Retour sur « Donatello, il Rinascimento » 19 mars – 31 juillet 2022 Florence, Palazzo Strozzi et Museo Nazionale del Bargello

L’actualité muséale a remis à l’honneur la sculpture de la Renaissance au travers d’expositions comme «Le Corps et l’âme. De Donatello à Michel-Ange», suite du premier volet «Le printemps de la Renaissance : La sculpture et les arts à Florence, 1400-1460», mais aussi au travers des expositions monographiques sur Le Verrocchio ou encore Léonard de Vinci. Ainsi, le Palazzo Strozzi de Florence, en collaboration avec le musée du Bargello, consacre une exposition majeure à une autre figure centrale de la Renaissance, Donatello.

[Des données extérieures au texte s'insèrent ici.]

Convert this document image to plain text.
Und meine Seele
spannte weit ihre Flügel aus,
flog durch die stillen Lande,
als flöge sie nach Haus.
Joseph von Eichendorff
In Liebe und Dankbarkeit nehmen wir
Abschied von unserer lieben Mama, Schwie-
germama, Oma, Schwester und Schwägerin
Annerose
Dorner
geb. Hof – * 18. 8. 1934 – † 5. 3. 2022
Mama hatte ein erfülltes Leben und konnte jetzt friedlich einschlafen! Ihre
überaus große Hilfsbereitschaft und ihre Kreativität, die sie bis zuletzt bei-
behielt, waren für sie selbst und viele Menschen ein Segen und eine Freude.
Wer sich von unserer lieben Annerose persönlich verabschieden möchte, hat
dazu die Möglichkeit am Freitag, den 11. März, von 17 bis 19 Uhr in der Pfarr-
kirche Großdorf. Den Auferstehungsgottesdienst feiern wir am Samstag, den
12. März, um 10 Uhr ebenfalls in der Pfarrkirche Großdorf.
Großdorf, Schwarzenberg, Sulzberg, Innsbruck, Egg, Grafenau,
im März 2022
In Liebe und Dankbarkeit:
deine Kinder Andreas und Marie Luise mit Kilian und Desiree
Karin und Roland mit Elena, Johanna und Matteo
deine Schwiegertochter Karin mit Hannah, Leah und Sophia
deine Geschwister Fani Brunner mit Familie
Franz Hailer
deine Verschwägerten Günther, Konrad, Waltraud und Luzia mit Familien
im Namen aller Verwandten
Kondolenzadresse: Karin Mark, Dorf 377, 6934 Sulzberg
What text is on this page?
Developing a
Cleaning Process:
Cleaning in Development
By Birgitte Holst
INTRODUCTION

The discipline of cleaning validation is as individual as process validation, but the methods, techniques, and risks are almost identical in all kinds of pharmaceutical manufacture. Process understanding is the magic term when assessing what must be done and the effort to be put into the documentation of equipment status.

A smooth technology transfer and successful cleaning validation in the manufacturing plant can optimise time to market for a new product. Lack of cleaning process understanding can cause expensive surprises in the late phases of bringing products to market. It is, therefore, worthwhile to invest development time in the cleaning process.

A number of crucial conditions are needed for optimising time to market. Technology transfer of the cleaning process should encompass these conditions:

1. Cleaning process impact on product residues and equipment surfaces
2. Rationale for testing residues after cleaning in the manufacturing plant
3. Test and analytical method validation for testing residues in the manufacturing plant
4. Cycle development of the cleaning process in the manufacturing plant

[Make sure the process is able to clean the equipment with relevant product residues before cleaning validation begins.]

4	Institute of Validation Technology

L’objectif est de reconstituer le parcours extraordinaire de l’un des maîtres les plus importants et les plus influents de l’art italien. Peu d’expositions rétrospectives furent dédiées à l’artiste, celle-ci est la première depuis plus de quarante ans. La participation d’institutions et musées italiens, mais aussi internationaux comme le Louvre et le MET, a permis de réunir côte à côte des oeuvres de l’artiste et d’autres sculptures de la Renaissance. Les pages des livres d’histoire de l’art s’animent pour nous permettre d’observer et de comparer les oeuvres dans leur tridimensionnalité.

L’exposition reconstitue l’itinéraire artistique de Donatello et s’ouvre ainsi sur l’un de ses premiers chefs-d’œuvre, le «David victorieux» en marbre, accompagné par sa crucifixion et celle de Brunelleschi. Cette confrontation rappelle à la fois leurs liens fructueux et les différences artistiques qui les séparent : l’équilibre de Brunelleschi contre l’expressivité de Donatello.

L’exposition se concentre sur le caractère central de l’oeuvre de Donatello à la Renaissance, notamment à travers ses initiatives artistiques. Nous pouvons y voir une version jeune du Saint-Jean Baptiste ou encore un David dont la nudité inspira Michel-Ange. Ces oeuvres sont le témoignage d’interprétations novatrices de sujets dont l’iconographie était pourtant ancrée dans les pratiques artistiques. L’exposition présente aussi des innovations techniques, à travers «Le Festin d’Hérode», venu pour l’occasion du Baptistère de Sienne. Ce «stiacciato» illustre le développement de la perspective, introduite de façon rationnelle par Brunelleschi. Il ne se limite pas à suggérer la profondeur, il y développe plusieurs temps du récit rassemblés par l’effet de mouvement créé grâce à une disposition en diagonale des personnages autour d’un point de fuite central.

L’exposition nous invite aussi à apprécier l’influence esthétique de Donatello sur son époque. Ainsi, le détail des drapés du «San Ludovico», la dynamique et l’opulence qu’ils confèrent à l’oeuvre, ont inspiré les artistes dès les années 1400.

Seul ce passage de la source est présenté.